Gearing up for Success in Detroit

Strategy: Balance Your Budget, Be Creative (More with Less)

Type of attraction: Historical Society, Museum/Historic Site

Summary: When the City of Detroit decided they could no longer fund the Detroit Historical Museum, the future of the museum looked bleak.

When the City of Detroit decided they could no longer fund the Detroit Historical Museum, the future of the museum looked bleak.  The city had provided $4 million a year to operate the museum in partnership with the Detroit Historical Society, which provided an additional $800,000 annually.  Determined not to let the museum close, the Historical Society negotiated with the city, taking over the management of the museum in 2006. 

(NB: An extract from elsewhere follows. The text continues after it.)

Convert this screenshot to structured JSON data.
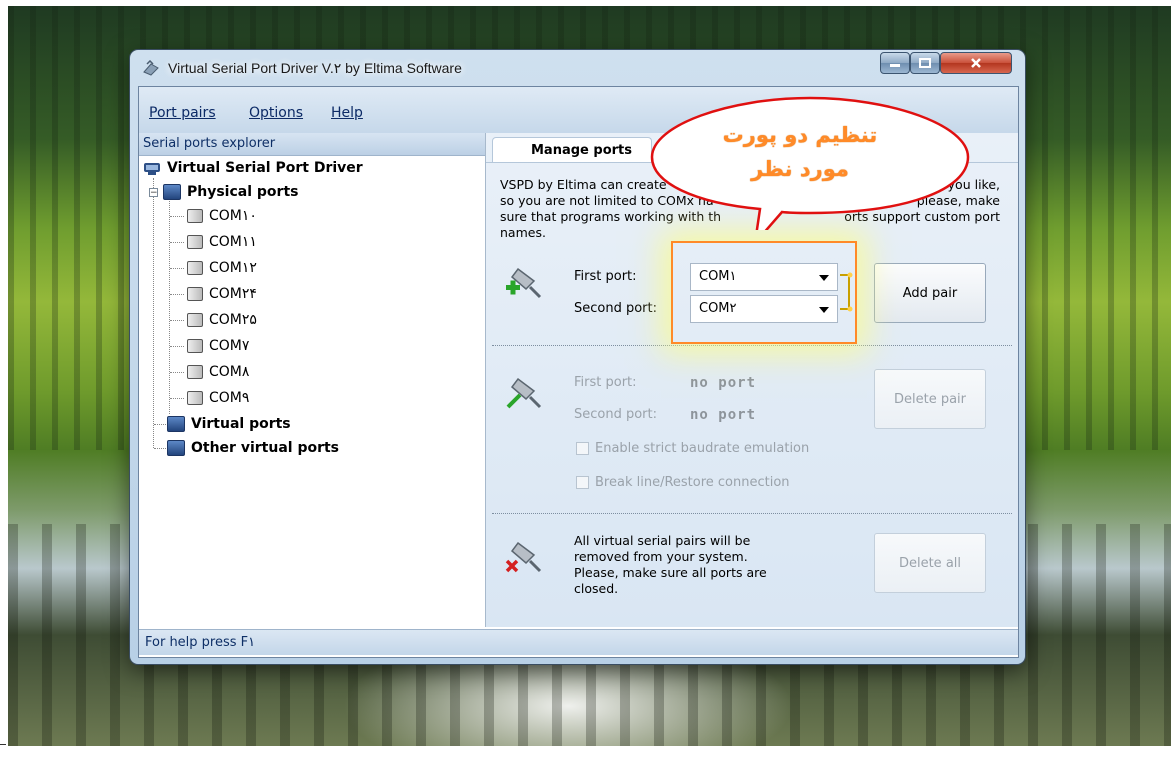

“On that first weekend I had my dad staffing one building and my husband staffing another,” says Michelle Wooddell, chief operating officer of the Detroit Historical Society.   “We had to start over to rebuild from the ground up.”  The museum did stay open with a reduced operating budget of $1.9 million.  During the year of negotiations, the Historical Society made it clear to their members and donors that they intended to take over the museum—and that they would need help.  The Detroit Historical Society ran a transitional campaign starting in late 2005 called “History is Forever” which raised $350,000 in six months.  Over the next two years, the museum built the operating budget up to $2.6 million a year through strong financial management.  In 2007, the Marketing and Communications Department was reorganized as the Sales and Communications Department to emphasize the bottom line.  “It’s not enough to distribute brochures, it’s about whether the brochures generated additional earned revenue,” Wooddell explains.  Then, in late 2008, the economy turned sour.  

“We had been operating with a balanced budget, but we realized that we were facing a deficit after eight straight years of balanced budgets,” recalls Wooddell.    Monthly furlough days and a wage freeze were instituted for all staff; because of these cost-cutting actions, the budget showed a small surplus rather than the projected deficit at the end of the 2008-2009 year.  Wooddell notes that because the staff was already so lean, cuts were minimized.  The museum had lost their historical experts when the city pulled their support, but created a “History Advisory Council.” The best and brightest of local universities and historical societies filled the gap, and many curatorial jobs were outsourced.

Another positive factor was having many smaller contributors rather than a few large patrons.  As Detroit’s corporations struggled with the economy and cut back on charitable giving, the museum lost some contributors but was able to compensate.  With other Detroit institutions deciding not to launch fundraising campaigns, the Historical Society recognized an opportunity.  “We looked at the museum operations and calculated we really should have $3.4 million a year to run the museum the way we wanted.  So in 2009 we launched a comprehensive campaign with a $21.6 million goal,” says Wooddell.  Campaign funds targeted improvements for the museum, new educational programs and operating funds.   

A new approach was taken to focus on the next generation of Detroit’s leadership.  An Advisory Committee with established leaders was created to help open doors, but the real work of the campaign was done by the Steering Committee, which consisted of thirty young leaders in the 30-50 age range.  Rather than aiming for a traditional “pyramid” with a few large lead gifts, the campaign is a “square”: most gifts are in the $5,000-20,000 range.   Wooddell explains: “We weren’t looking for one-time gifts.  We were looking for young leaders who wanted to make an investment and a long term commitment.”  The campaign is off to a successful start. In the first year, the campaign hoped to raise $3.1 million and actually brought in $3.4 million.